The Star (Nairobi)

Kenya: World Economic Crisis Jolts Women Into Action

Former British Prime Minister Margaret Thatcher once said that any woman who understands the problems of running a home, will be nearer to understanding the problems of running a country.

And it is with this notion that after the 2008 global financial crisis that originated from the US, a group of women started thinking of a different approach to ensure such problems do not occur again.

At the time, it was discovered, many corporate boardrooms and financial institutions were male dominated and lacked diversity and hence, there may have been a possibility that they were all probably acting and thinking in similar fashion.

Former South African First Lady Graca Machel then thought of a project to get more women in decision making position to uplift the economy of Africa and cushion it from future financial disasters as was witnessed in 2008/2009.

Consequently an organisation called New Faces New Voices was conceived in 2009 as the business and with the motto "multiplying faces, amplifying voices," to give African women a platform to influence change across different sectors.

NFNV was founded on the belief that women are an under-utilized resource and that investing in women can have a significant development impact that would accelerate economic growth on the African continent.

It particularly focuses on increasing women's access to finance and financial services, improving women's skills as entrepreneurs and business leaders, and growing the number and visibility of African women in leadership and decision-making positions in the financial sector.

"The global financial crisis has provided an opportunity for women to become more involved in reshaping financial systems internationally," says Graca in statement sent ahead of the NFNV launch in Kenya on Tuesday.

"Our South African chapter is already working with the Business Women's Association and Business Unity South Africa to look at ways to promote the role of women in shaping the country's National Growth Plan."

The women behind the launch of NFNV in Kenya include Andia Chakava, who has volunteered to be the chair and country director. She was twice recognised as one of the top 40 under 40 women in the country with a career spanning 11 years in business management and operational experience in asset management.

Others are Nuru Mugambi, Isis Nyongo who formerly worked for Google Kenya, Jackline Sagwe of Kenya Institute of Management, Rose Ndungu of Africa Enterprise Challenge Fund and Mary Waceke Muya of Kengen.

"There is a perception that women are not good leaders. That is not true. Women lead differently and differently doesn't mean it is wrong," says country director Chakava. She echoes sentiments of a quote by Albert Einstein that: "problems cannot be solved with the same kind of thinking that created them."

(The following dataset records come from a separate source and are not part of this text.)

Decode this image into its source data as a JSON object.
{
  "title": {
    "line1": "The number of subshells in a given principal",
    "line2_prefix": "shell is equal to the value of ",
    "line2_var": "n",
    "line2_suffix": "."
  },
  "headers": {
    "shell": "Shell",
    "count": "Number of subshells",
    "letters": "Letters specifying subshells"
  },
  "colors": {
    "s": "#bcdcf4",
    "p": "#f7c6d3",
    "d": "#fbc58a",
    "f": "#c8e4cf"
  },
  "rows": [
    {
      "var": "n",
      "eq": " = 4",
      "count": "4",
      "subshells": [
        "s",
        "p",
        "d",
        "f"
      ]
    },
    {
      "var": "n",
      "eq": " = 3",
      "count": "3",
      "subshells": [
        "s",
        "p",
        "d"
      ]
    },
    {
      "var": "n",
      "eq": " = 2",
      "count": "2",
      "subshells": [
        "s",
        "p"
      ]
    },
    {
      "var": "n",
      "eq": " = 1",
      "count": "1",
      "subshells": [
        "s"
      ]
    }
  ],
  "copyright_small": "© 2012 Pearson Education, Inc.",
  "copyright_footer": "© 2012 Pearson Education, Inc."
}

Once it is launched on Tuesday in the country, this organisation promises to assist institutions in reaching target markets in a way that will impact positively on their revenues, create and provide companies with access to a database of talented women whose expertise can be very valuable to such firms and create financial service innovations to help more women access these services.

Other activities that NFNV will engage in once fully operational include assisting institutions in meeting legislative requirements and quotas regarding women's empowerment and providing access to research that enables institutions to understand the needs of the women's market segment so that they can design properly targeted products.

Also it aims to promote financial literacy and financial education programs that provide technical and business development support to women among others.

New Faces New Voices hosts the African Women's Economic Summit every two years in partnership with the Africa Development Fund to bring together influential stakeholders to focus on how to maximize the economic contribution of women to their societies.

If the influx of women customised products and services by various institutions and companies is anything to go by, the business community is waking up to the fact that this group cannot be ignored anymore and has a massive untapped potential that can make or break an investment.

At the 2012 African Women's Economic Summit, Ngozi Okonjo- Iweala referred to women as the "third emerging market," noting the benefits of investing in women for themselves, their families, and the continent as a whole.

As she points out, "We are on the cusp of a very exciting phase in the life of African women. They are the new face of an Africa on an upward trajectory of growth and development."

And as the organisation prepares to launch the Kenya Chapter, country director Chakava says the ball is now in the court of Kenya's women.

The secretariat is calling on volunteers and financiers and information on women professionals and entrepreneurs to help make its work in the country a success story.